Allen udzielił krótkiej wypowiedzi portalowi "Variety", zapewniając, że do wspomnianego wydarzenia nigdy nie doszło. – Nie, to się nigdy nie wydarzyło. Nigdy bym czegoś takiego nie zrobił – oznajmił.
"Love, Pamela" to - obok książki księcia Harry'ego - jeden z najbardziej oczekiwanych tytułów tego roku.
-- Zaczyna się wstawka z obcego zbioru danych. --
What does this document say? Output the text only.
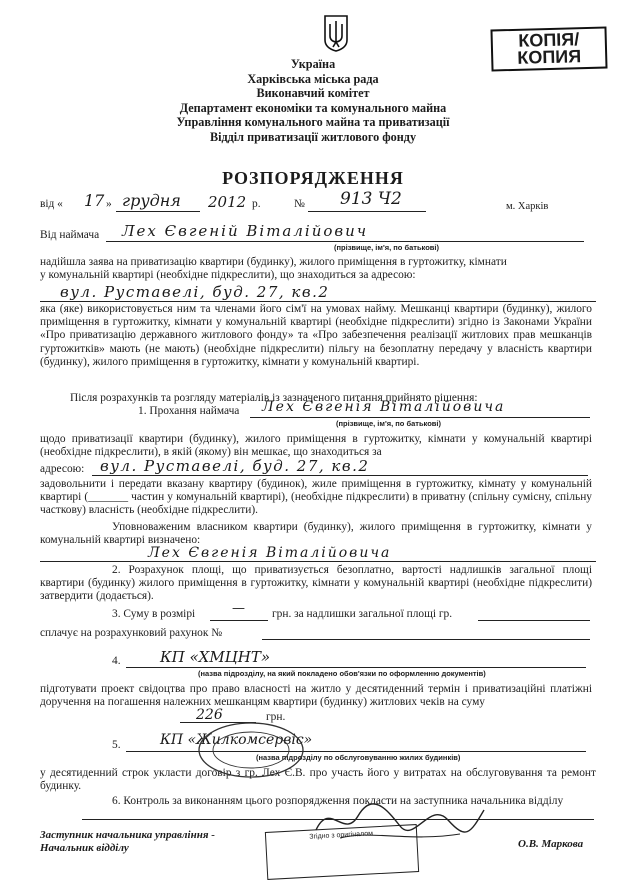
КОПІЯ/
КОПИЯ
Україна
Харківська міська рада
Виконавчий комітет
Департамент економіки та комунального майна
Управління комунального майна та приватизації
Відділ приватизації житлового фонду
РОЗПОРЯДЖЕННЯ
від « 17 » грудня 2012 р.	№ 913 Ч2	м. Харків
Від наймача Лех Євгеній Віталійович
(прізвище, ім'я, по батькові)
надійшла заява на приватизацію квартири (будинку), жилого приміщення в гуртожитку, кімнати
у комунальній квартирі (необхідне підкреслити), що знаходиться за адресою:
вул. Руставелі, буд. 27, кв.2
яка (яке) використовується ним та членами його сім'ї на умовах найму. Мешканці квартири (будинку), жилого приміщення в гуртожитку, кімнати у комунальній квартирі (необхідне підкреслити) згідно із Законами України «Про приватизацію державного житлового фонду» та «Про забезпечення реалізації житлових прав мешканців гуртожитків» мають (не мають) (необхідне підкреслити) пільгу на безоплатну передачу у власність квартири (будинку), жилого приміщення в гуртожитку, кімнати у комунальній квартирі.
Після розрахунків та розгляду матеріалів із зазначеного питання прийнято рішення:
1. Прохання наймача Лех Євгенія Віталійовича
(прізвище, ім'я, по батькові)
щодо приватизації квартири (будинку), жилого приміщення в гуртожитку, кімнати у комунальній квартирі (необхідне підкреслити), в якій (якому) він мешкає, що знаходиться за
адресою: вул. Руставелі, буд. 27, кв.2
задовольнити і передати вказану квартиру (будинок), жиле приміщення в гуртожитку, кімнату у комунальній квартирі (_______ частин у комунальній квартирі), (необхідне підкреслити) в приватну (спільну сумісну, спільну часткову) власність (необхідне підкреслити).
Уповноваженим власником квартири (будинку), жилого приміщення в гуртожитку, кімнати у комунальній квартирі визначено:
Лех Євгенія Віталійовича
2. Розрахунок площі, що приватизується безоплатно, вартості надлишків загальної площі квартири (будинку) жилого приміщення в гуртожитку, кімнати у комунальній квартирі (необхідне підкреслити) затвердити (додається).
3. Суму в розмірі	— грн. за надлишки загальної площі гр.
сплачує на розрахунковий рахунок №
4.	КП «ХМЦНТ»
(назва підрозділу, на який покладено обов'язки по оформленню документів)
підготувати проект свідоцтва про право власності на житло у десятиденний термін і приватизаційні платіжні доручення на погашення належних мешканцям квартири (будинку) житлових чеків на суму
226	грн.
5.	КП «Жилкомсервіс»
(назва підрозділу по обслуговуванню жилих будинків)
у десятиденний строк укласти договір з гр. Лех Є.В. про участь його у витратах на обслуговування та ремонт будинку.
6. Контроль за виконанням цього розпорядження покласти на заступника начальника відділу
Заступник начальника управління -
Начальник відділу	О.В. Маркова
Згідно з оригіналом
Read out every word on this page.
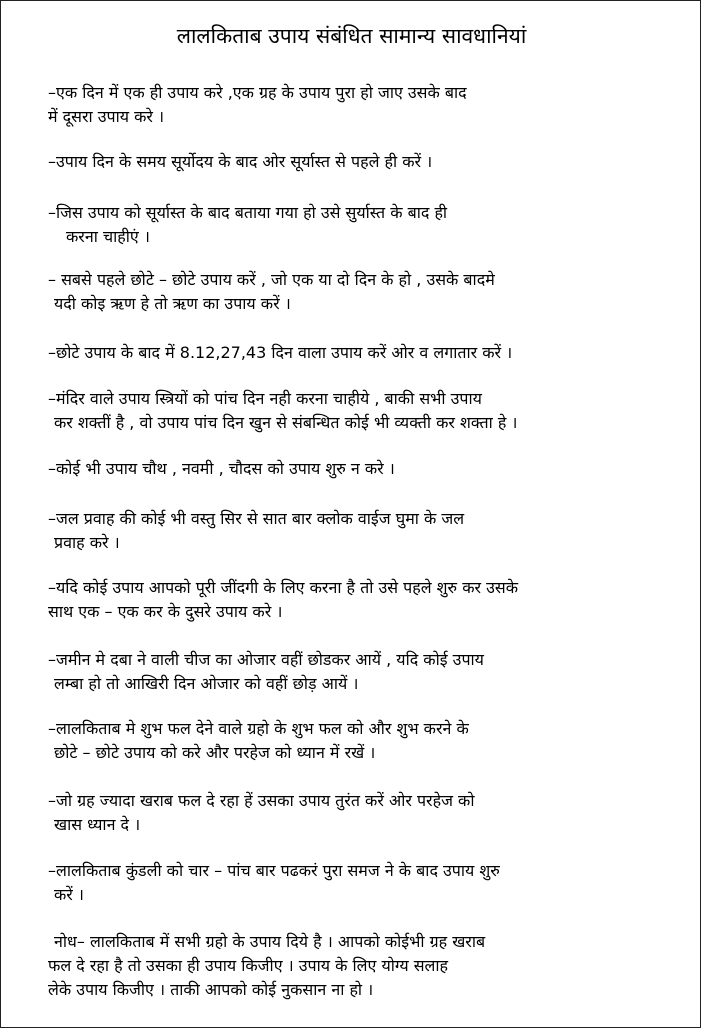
लालकिताब उपाय संबंधित सामान्य सावधानियां
–एक दिन में एक ही उपाय करे ,एक ग्रह के उपाय पुरा हो जाए उसके बाद
में दूसरा उपाय करे ।
–उपाय दिन के समय सूर्योदय के बाद ओर सूर्यास्त से पहले ही करें ।
–जिस उपाय को सूर्यास्त के बाद बताया गया हो उसे सुर्यास्त के बाद ही
करना चाहीएं ।
– सबसे पहले छोटे – छोटे उपाय करें , जो एक या दो दिन के हो , उसके बादमे
यदी कोइ ऋण हे तो ऋण का उपाय करें ।
–छोटे उपाय के बाद में 8.12,27,43 दिन वाला उपाय करें ओर व लगातार करें ।
–मंदिर वाले उपाय स्त्रियों को पांच दिन नही करना चाहीये , बाकी सभी उपाय
कर शक्तीं है , वो उपाय पांच दिन खुन से संबन्धित कोई भी व्यक्ती कर शक्ता हे ।
–कोई भी उपाय चौथ , नवमी , चौदस को उपाय शुरु न करे ।
–जल प्रवाह की कोई भी वस्तु सिर से सात बार क्लोक वाईज घुमा के जल
प्रवाह करे ।
–यदि कोई उपाय आपको पूरी जींदगी के लिए करना है तो उसे पहले शुरु कर उसके
साथ एक – एक कर के दुसरे उपाय करे ।
–जमीन मे दबा ने वाली चीज का ओजार वहीं छोडकर आयें , यदि कोई उपाय
लम्बा हो तो आखिरी दिन ओजार को वहीं छोड़ आयें ।
–लालकिताब मे शुभ फल देने वाले ग्रहो के शुभ फल को और शुभ करने के
छोटे – छोटे उपाय को करे और परहेज को ध्यान में रखें ।
–जो ग्रह ज्यादा खराब फल दे रहा हें उसका उपाय तुरंत करें ओर परहेज को
खास ध्यान दे ।
–लालकिताब कुंडली को चार – पांच बार पढकरं पुरा समज ने के बाद उपाय शुरु
करें ।
नोध– लालकिताब में सभी ग्रहो के उपाय दिये है । आपको कोईभी ग्रह खराब
फल दे रहा है तो उसका ही उपाय किजीए । उपाय के लिए योग्य सलाह
लेके उपाय किजीए । ताकी आपको कोई नुकसान ना हो ।
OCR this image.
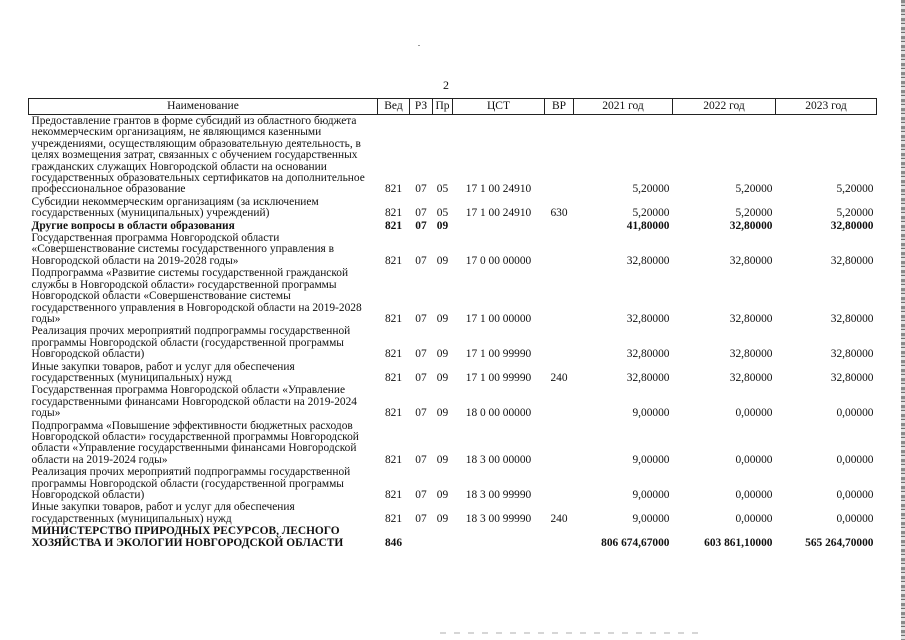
2
Наименование	Вед	РЗ	Пр	ЦСТ	ВР	2021 год	2022 год	2023 год
Предоставление грантов в форме субсидий из областного бюджета некоммерческим организациям, не являющимся казенными учреждениями, осуществляющим образовательную деятельность, в целях возмещения затрат, связанных с обучением государственных гражданских служащих Новгородской области на основании государственных образовательных сертификатов на дополнительное профессиональное образование	821	07	05	17 1 00 24910		5,20000	5,20000	5,20000
Субсидии некоммерческим организациям (за исключением государственных (муниципальных) учреждений)	821	07	05	17 1 00 24910	630	5,20000	5,20000	5,20000
Другие вопросы в области образования	821	07	09			41,80000	32,80000	32,80000
Государственная программа Новгородской области «Совершенствование системы государственного управления в Новгородской области на 2019-2028 годы»	821	07	09	17 0 00 00000		32,80000	32,80000	32,80000
Подпрограмма «Развитие системы государственной гражданской службы в Новгородской области» государственной программы Новгородской области «Совершенствование системы государственного управления в Новгородской области на 2019-2028 годы»	821	07	09	17 1 00 00000		32,80000	32,80000	32,80000
Реализация прочих мероприятий подпрограммы государственной программы Новгородской области (государственной программы Новгородской области)	821	07	09	17 1 00 99990		32,80000	32,80000	32,80000
Иные закупки товаров, работ и услуг для обеспечения государственных (муниципальных) нужд	821	07	09	17 1 00 99990	240	32,80000	32,80000	32,80000
Государственная программа Новгородской области «Управление государственными финансами Новгородской области на 2019-2024 годы»	821	07	09	18 0 00 00000		9,00000	0,00000	0,00000
Подпрограмма «Повышение эффективности бюджетных расходов Новгородской области» государственной программы Новгородской области «Управление государственными финансами Новгородской области на 2019-2024 годы»	821	07	09	18 3 00 00000		9,00000	0,00000	0,00000
Реализация прочих мероприятий подпрограммы государственной программы Новгородской области (государственной программы Новгородской области)	821	07	09	18 3 00 99990		9,00000	0,00000	0,00000
Иные закупки товаров, работ и услуг для обеспечения государственных (муниципальных) нужд	821	07	09	18 3 00 99990	240	9,00000	0,00000	0,00000
МИНИСТЕРСТВО ПРИРОДНЫХ РЕСУРСОВ, ЛЕСНОГО ХОЗЯЙСТВА И ЭКОЛОГИИ НОВГОРОДСКОЙ ОБЛАСТИ	846					806 674,67000	603 861,10000	565 264,70000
Co ciekawe, pamiętnik gwiazdy może pochwalić się podobną okładką (czarnobiały portret), co bestseller byłego royalsa.
Pamela Anderson znów się rozwiodła.
Jak pisaliśmy wcześniej w naTemat, życie miłosne Pameli Anderson pełne jest zawirowań oraz zwrotów akcji. Aktorka w grudniu 2020 roku poślubiła Dana Hayhursta, osobistego ochroniarza, który porzucił dla niej dotychczasowe małżeństwo i trójkę dzieci. Prawie dwa lata temu celebrytka rozpisywała się w mediach społecznościowych, twierdząc nawet, że jest tam, gdzie powinna być, czyli "w ramionach człowieka, który naprawdę ją kocha".
Pech chciał, że w styczniu minionego roku Anderson znowu podjęła decyzję o rozwodzie. Gwiazda złożyła papiery rozwodowe w swojej ojczyźnie – Kanadzie. To tam przez ostatnie lata mieszkała z ówczesnym mężem. Na relację między małżonkami ogromny wpływ miała mieć pandemia COVID-19.
W zagranicznych mediach znajdziemy też świadectwa sugerujące, że Hayhurst "był niemiły, nie wspierał żony i był totalnym fiut*m".